Suatu penelitian di RS Cipto Mangunkusumo tahun 2001-2009 mengenai distribusi usia penderita kanker kolorektal menunjukkan, kejadian kanker terbanyak pada usia 50-59, dan kedua pada usia 40-49. Jadi, pada usia produktif. “Tidak seperti di luar negeri, puncak kejadian kanker kolorektal di Indonesia ternyata pada usia 50-59 tahun,” kata dr. Benny

Data dari instalasi deteksi dini dan promosi kesehatan RS Kanker Dharmais dari tahun 2010 – 2013, ada kecenderungan peningkatan angka kasus baru dan kematian akibat kanker kolorektal. Jika tahun 2010, ada 82 kasus baru dan 9 kematian, tahun 2011 ada 131 kasus baru dan 14 kematian. Tahun 2012 ada 135 kasus baru dan 22 kematian dan 2013 ada 136 kasus baru dan 32 kematian.

Faktor-faktor risiko

“Ada beberapa faktor yang menyebabkan munculnya kanker kolorektal,” kata dr. Benny Philippi, Sp.BD dari Mochtar Riady Cancer Center (MRCC) Siloam Hospital Semanggi, Jakarta. Pertama adalah konsumsi lemak yang tinggi. “Kalau kita makan lemak yang tinggi, tubuh akan mengeluarkan banyak empedu. Sementara, empedu dalam usus besar tidak baik, karena bisa berubah menjadi empedu sekunder yang merupakan produk karsinogenik, yang bisa merangsang munculnya kanker,” kata dr. Benny.

Faktor kedua adalah pola makan rendah serat. Pola makan rendah serat dapat membuat ampas di usus kurang. Sehingga, gerakan usus tidak lancar karena tidak ada sampahnya. “Coba saja anda makan daging doang, nanti buang air besar akan terasa susah dan lengket,” ucap dr. Benny.

Pola makan berkalori tinggi juga menjadi penyebab kanker kolorektal. “Makanan berkalori tinggi dalam tubuh, akan diubah menjadi lemak. Lemak yang berlebihan tidak baik. Orang yang obesitas bisa mendapat banyak penyakit, termasuk kanker,” jelas dr. Benny.

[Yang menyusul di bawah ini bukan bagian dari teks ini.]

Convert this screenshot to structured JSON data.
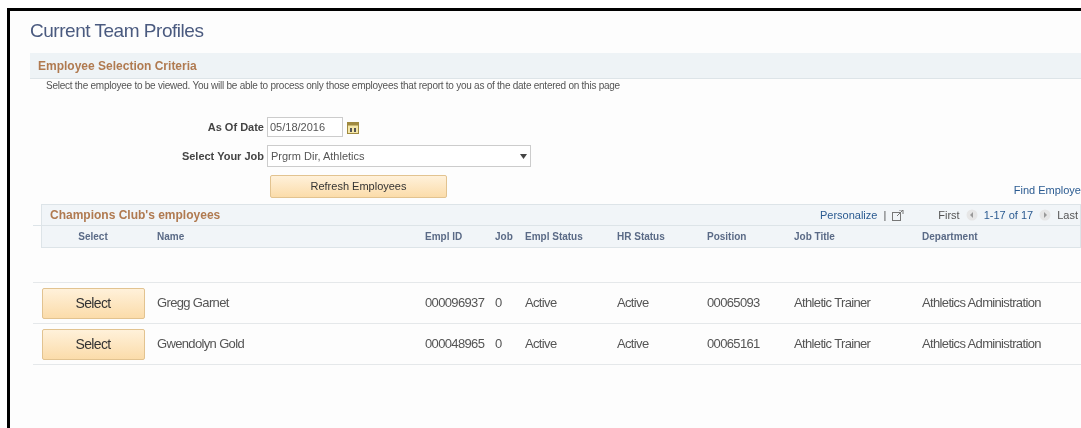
{
  "page_title": "Current Team Profiles",
  "criteria": {
    "title": "Employee Selection Criteria",
    "instructions": "Select the employee to be viewed. You will be able to process only those employees that report to you as of the date entered on this page",
    "as_of_date": {
      "label": "As Of Date",
      "value": "05/18/2016"
    },
    "job": {
      "label": "Select Your Job",
      "value": "Prgrm Dir, Athletics"
    },
    "refresh_button": "Refresh Employees",
    "find_link": "Find Employe"
  },
  "grid": {
    "title": "Champions Club's employees",
    "personalize": "Personalize",
    "separator": "|",
    "first": "First",
    "range": "1-17 of 17",
    "last": "Last",
    "columns": [
      "Select",
      "Name",
      "Empl ID",
      "Job",
      "Empl Status",
      "HR Status",
      "Position",
      "Job Title",
      "Department"
    ],
    "rows": [
      {
        "cells": [
          "Select",
          "Gregg Garnet",
          "000096937",
          "0",
          "Active",
          "Active",
          "00065093",
          "Athletic Trainer",
          "Athletics Administration"
        ]
      },
      {
        "cells": [
          "Select",
          "Gwendolyn Gold",
          "000048965",
          "0",
          "Active",
          "Active",
          "00065161",
          "Athletic Trainer",
          "Athletics Administration"
        ]
      }
    ]
  }
}
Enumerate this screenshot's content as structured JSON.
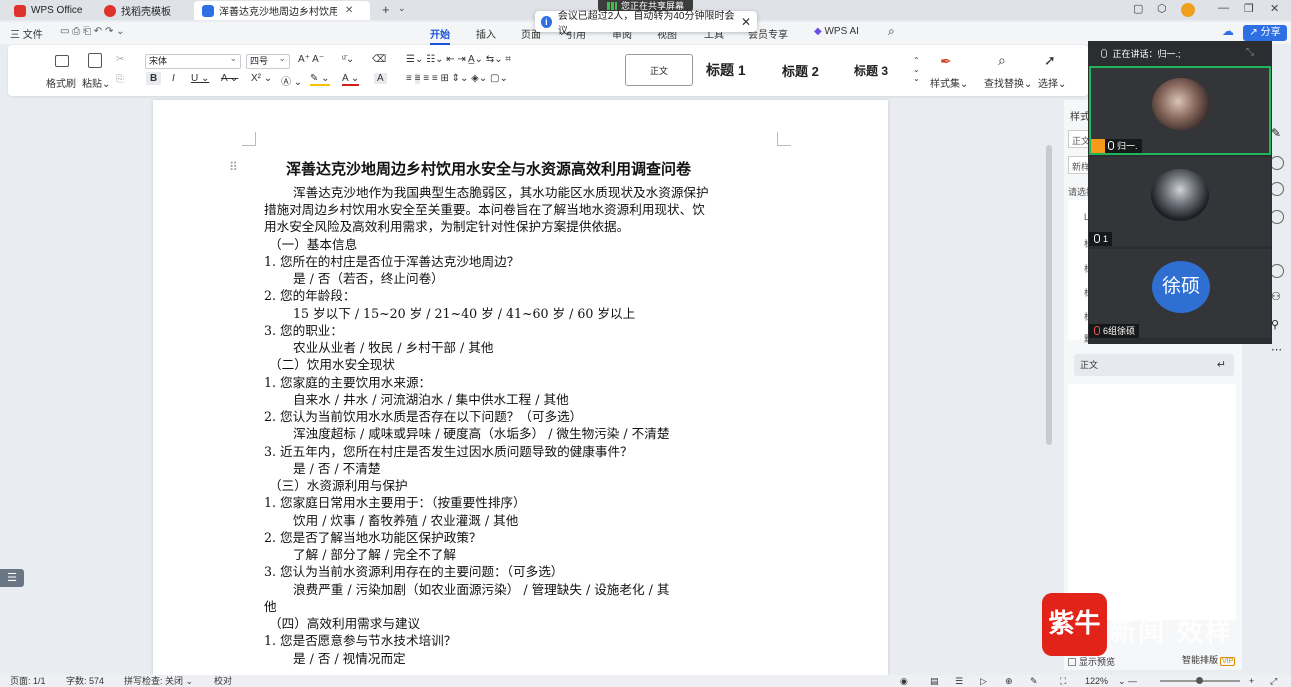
{
  "tabs": [
    {
      "label": "WPS Office",
      "color": "#e0322c"
    },
    {
      "label": "找稻壳模板",
      "color": "#e0322c"
    },
    {
      "label": "浑善达克沙地周边乡村饮用小",
      "color": "#2f6fe4"
    }
  ],
  "share_indicator": "您正在共享屏幕",
  "meeting_notice": "会议已超过2人，自动转为40分钟限时会议。",
  "menu": {
    "file": "三 文件",
    "tabs": [
      "开始",
      "插入",
      "页面",
      "引用",
      "审阅",
      "视图",
      "工具",
      "会员专享",
      "WPS AI"
    ],
    "active": "开始",
    "share": "分享"
  },
  "ribbon": {
    "format_painter": "格式刷",
    "paste": "粘贴",
    "font_name": "宋体",
    "font_size": "四号",
    "style_normal": "正文",
    "style_h1": "标题 1",
    "style_h2": "标题 2",
    "style_h3": "标题 3",
    "style_set": "样式集",
    "find_replace": "查找替换",
    "select": "选择"
  },
  "document": {
    "title": "浑善达克沙地周边乡村饮用水安全与水资源高效利用调查问卷",
    "lines": [
      "浑善达克沙地作为我国典型生态脆弱区，其水功能区水质现状及水资源保护",
      "措施对周边乡村饮用水安全至关重要。本问卷旨在了解当地水资源利用现状、饮",
      "用水安全风险及高效利用需求，为制定针对性保护方案提供依据。",
      "（一）基本信息",
      "1. 您所在的村庄是否位于浑善达克沙地周边？",
      "是 / 否（若否，终止问卷）",
      "2. 您的年龄段：",
      "15 岁以下 /   15~20 岁 /   21~40 岁 /   41~60 岁 /   60 岁以上",
      "3. 您的职业：",
      "农业从业者 / 牧民 / 乡村干部 / 其他",
      "（二）饮用水安全现状",
      "1. 您家庭的主要饮用水来源：",
      "自来水 /   井水 /   河流湖泊水 /   集中供水工程 /   其他",
      "2. 您认为当前饮用水水质是否存在以下问题？（可多选）",
      "浑浊度超标 / 咸味或异味 / 硬度高（水垢多） / 微生物污染 / 不清楚",
      "3. 近五年内，您所在村庄是否发生过因水质问题导致的健康事件？",
      "是 /   否 /   不清楚",
      "（三）水资源利用与保护",
      "1. 您家庭日常用水主要用于：（按重要性排序）",
      "饮用 /   炊事 /   畜牧养殖 /   农业灌溉 /   其他",
      "2. 您是否了解当地水功能区保护政策？",
      "了解 /   部分了解 /   完全不了解",
      "3. 您认为当前水资源利用存在的主要问题：（可多选）",
      "浪费严重 /   污染加剧（如农业面源污染） /   管理缺失 /   设施老化 /   其",
      "他",
      "（四）高效利用需求与建议",
      "1. 您是否愿意参与节水技术培训？",
      "是 /   否 /   视情况而定"
    ]
  },
  "meeting": {
    "speaking": "正在讲话：归一.;",
    "participants": [
      {
        "label": "归一."
      },
      {
        "label": "1"
      },
      {
        "label": "6组徐硕",
        "initials": "徐硕"
      }
    ]
  },
  "style_pane": {
    "header": "样式",
    "items": [
      "正文",
      "新样",
      "请选择",
      "Li",
      "标",
      "标",
      "标",
      "标",
      "默"
    ],
    "normal": "正文",
    "show_preview": "显示预览",
    "smart_layout": "智能排版",
    "vip": "VIP",
    "logo_text": "紫牛",
    "logo_ghost": "新闻 效样"
  },
  "status": {
    "page": "页面: 1/1",
    "words": "字数: 574",
    "spell": "拼写检查: 关闭",
    "proof": "校对",
    "zoom": "122%"
  }
}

Risiko lain adalah faktor genetik. Kelainan genetik yang sudah dikenal adalah familial adenomatosus poliposis. “Dalam keluarga dengan kelainan genetik ini, ditemukan banyak kolitis,“ kata dr. Benny. Kelainan genetik lainnya adalah sindroma lynch/hereditary non polyposis.

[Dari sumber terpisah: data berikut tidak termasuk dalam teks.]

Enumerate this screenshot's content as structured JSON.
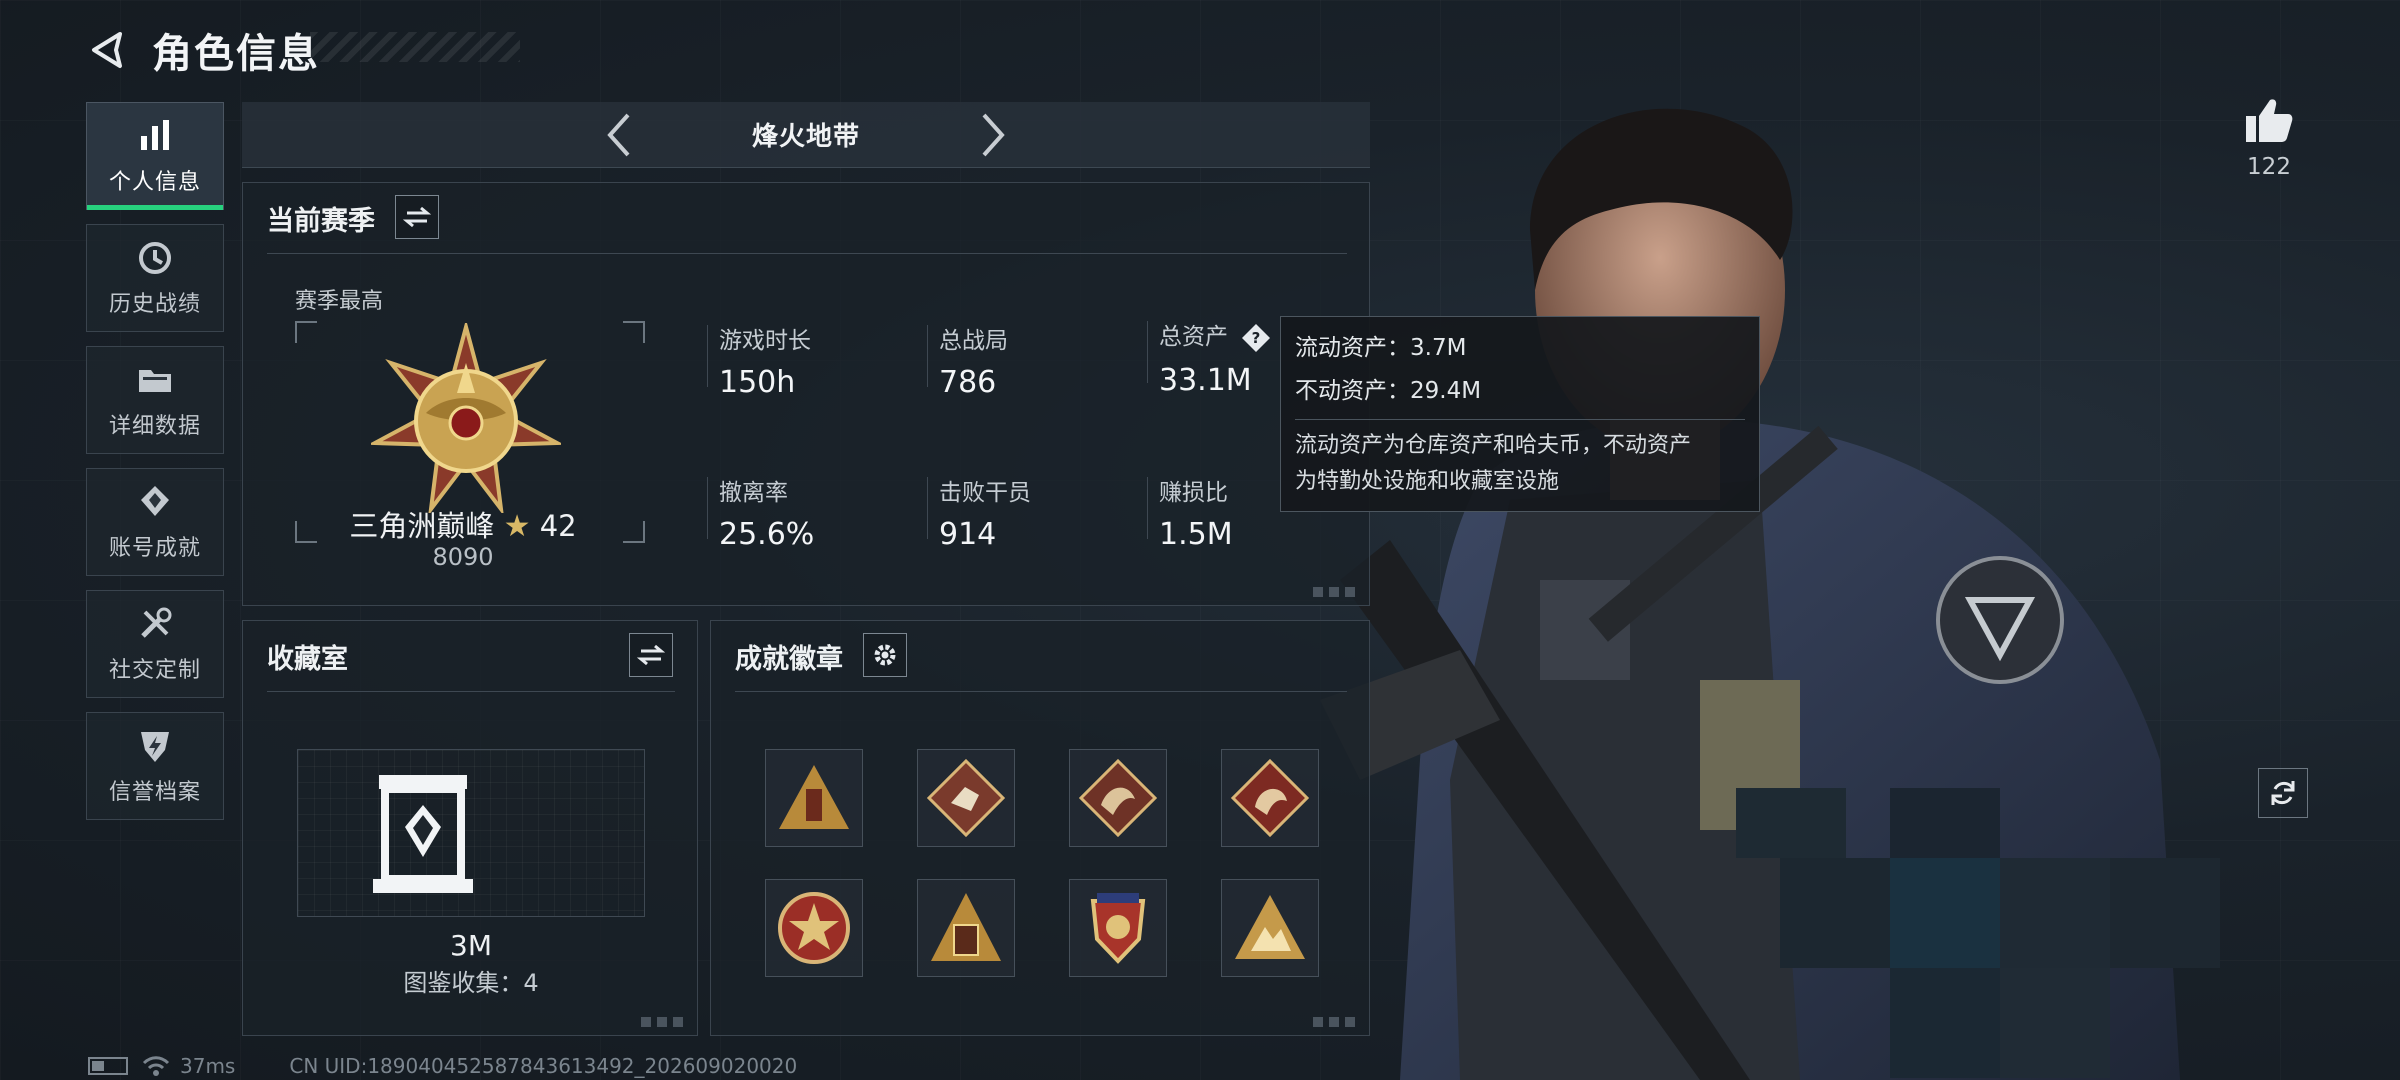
{
  "header": {
    "title": "角色信息"
  },
  "nav": {
    "items": [
      {
        "label": "个人信息",
        "active": true,
        "icon": "bar-chart-icon"
      },
      {
        "label": "历史战绩",
        "active": false,
        "icon": "history-icon"
      },
      {
        "label": "详细数据",
        "active": false,
        "icon": "folder-icon"
      },
      {
        "label": "账号成就",
        "active": false,
        "icon": "achievement-icon"
      },
      {
        "label": "社交定制",
        "active": false,
        "icon": "tools-icon"
      },
      {
        "label": "信誉档案",
        "active": false,
        "icon": "shield-icon"
      }
    ]
  },
  "mode": {
    "title": "烽火地带"
  },
  "season": {
    "title": "当前赛季",
    "high_label": "赛季最高",
    "rank_name": "三角洲巅峰",
    "rank_star_level": "42",
    "rank_score": "8090",
    "stats": [
      {
        "label": "游戏时长",
        "value": "150h"
      },
      {
        "label": "总战局",
        "value": "786"
      },
      {
        "label": "总资产",
        "value": "33.1M"
      },
      {
        "label": "撤离率",
        "value": "25.6%"
      },
      {
        "label": "击败干员",
        "value": "914"
      },
      {
        "label": "赚损比",
        "value": "1.5M"
      }
    ]
  },
  "tooltip": {
    "liquid": "流动资产：3.7M",
    "fixed": "不动资产：29.4M",
    "desc_line1": "流动资产为仓库资产和哈夫币，不动资产",
    "desc_line2": "为特勤处设施和收藏室设施"
  },
  "collection": {
    "title": "收藏室",
    "value": "3M",
    "catalog": "图鉴收集：4"
  },
  "achievements": {
    "title": "成就徽章",
    "badges": [
      "triangle-tower-badge",
      "diamond-runner-badge",
      "diamond-dragon-badge",
      "diamond-dragon-red-badge",
      "round-star-badge",
      "triangle-gate-badge",
      "shield-crest-badge",
      "triangle-mountain-badge"
    ]
  },
  "like": {
    "count": "122"
  },
  "footer": {
    "ping": "37ms",
    "uid": "CN UID:18904045258784361349​2_202609020020"
  },
  "colors": {
    "accent": "#27d27e",
    "gold": "#d8b866",
    "background": "#161d24"
  }
}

Faktor risiko lain adalah inflamasi /infeksi. Di negara seperti Indonesia, kita masih dihadappan pada masalah diare kronis, seperti amubiasis atau penyakit cacingan yang menyebabkan diare kronis. Ini bisa menjadi penyebab kanker, karena usus tergerus terus menerus oleh inflamasi, kemudian berubah menjadi keganasan. Kalau di luar negeri, karena kolitis ulseratifa, karena penyakit otoimun atau penyakit Chron.

Yang tidak kalah penting adalah riwayat kanker sebelumnya. Seseorang dengan riwayat kanker payudara, kanker ovarium, kanker uterus dan radiasi perut bagian bawah, berisiko mengalami kanker kolorektal di kemudian hari.

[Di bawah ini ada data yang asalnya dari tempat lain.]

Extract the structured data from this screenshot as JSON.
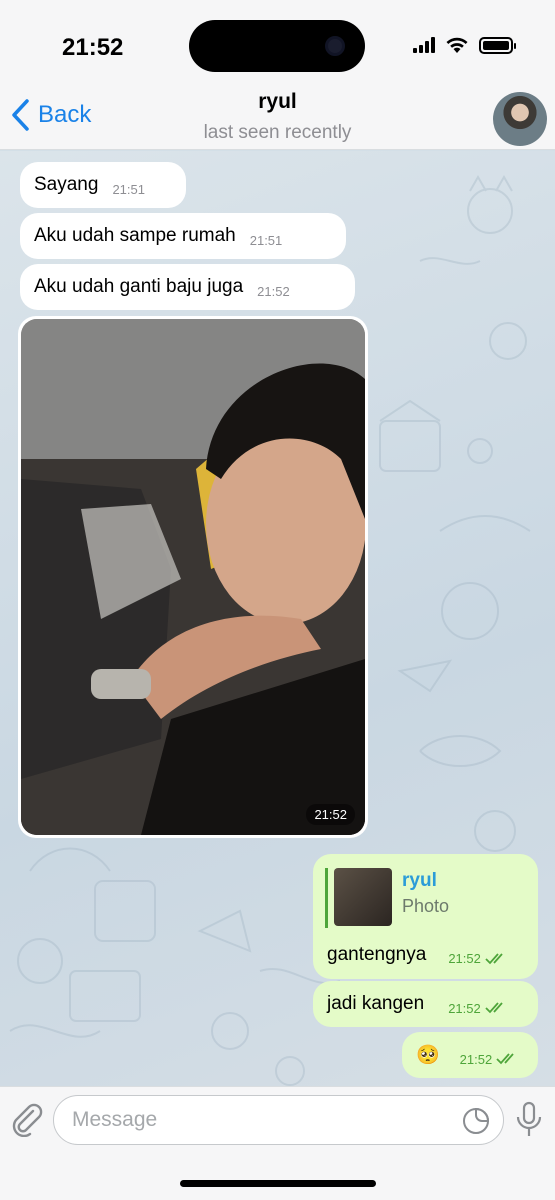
{
  "status_bar": {
    "time": "21:52"
  },
  "header": {
    "back_label": "Back",
    "contact_name": "ryul",
    "last_seen": "last seen recently"
  },
  "messages": [
    {
      "text": "Sayang",
      "time": "21:51",
      "direction": "incoming"
    },
    {
      "text": "Aku udah sampe rumah",
      "time": "21:51",
      "direction": "incoming"
    },
    {
      "text": "Aku udah ganti baju juga",
      "time": "21:52",
      "direction": "incoming"
    }
  ],
  "photo_message": {
    "time": "21:52",
    "direction": "incoming"
  },
  "reply_message": {
    "quote_name": "ryul",
    "quote_type": "Photo",
    "text": "gantengnya",
    "time": "21:52",
    "direction": "outgoing"
  },
  "outgoing": [
    {
      "text": "jadi kangen",
      "time": "21:52"
    },
    {
      "text": "🥺",
      "time": "21:52"
    }
  ],
  "composer": {
    "placeholder": "Message"
  },
  "colors": {
    "accent": "#1a82e8",
    "outgoing_bubble": "#e4fbc8",
    "incoming_bubble": "#ffffff",
    "read_checks": "#4ea53a"
  }
}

Berapa besar peran faktor keturunan berperan? Jika dilihat risiko sporadik ada pada 75-80% kasus, familial adenomatous poliposis pada 1-2%, hereditery non poliposis colorectal cancer pada 3-5% dan riwayat keluarga pada 10-15%. “Kita tidak masukkan riwayat keluarga dalam risiko herediter ,karena riwayat keluarga ini mencakup pola hidup yang berlaku dalam keluarga pasien.

Skrining dilakukan dengan tes darah samar feses, yang tidak kelihatan oleh mata. “Kalau positif, dilakukan sigmodiskopi dan kolonoskopi diperiksa ususnya, dari bawah sampai permulaan usus besar,“ ucap dr. Benny. Kolonoskopi adalah standar baku pemeriksaan kanker kolorektal.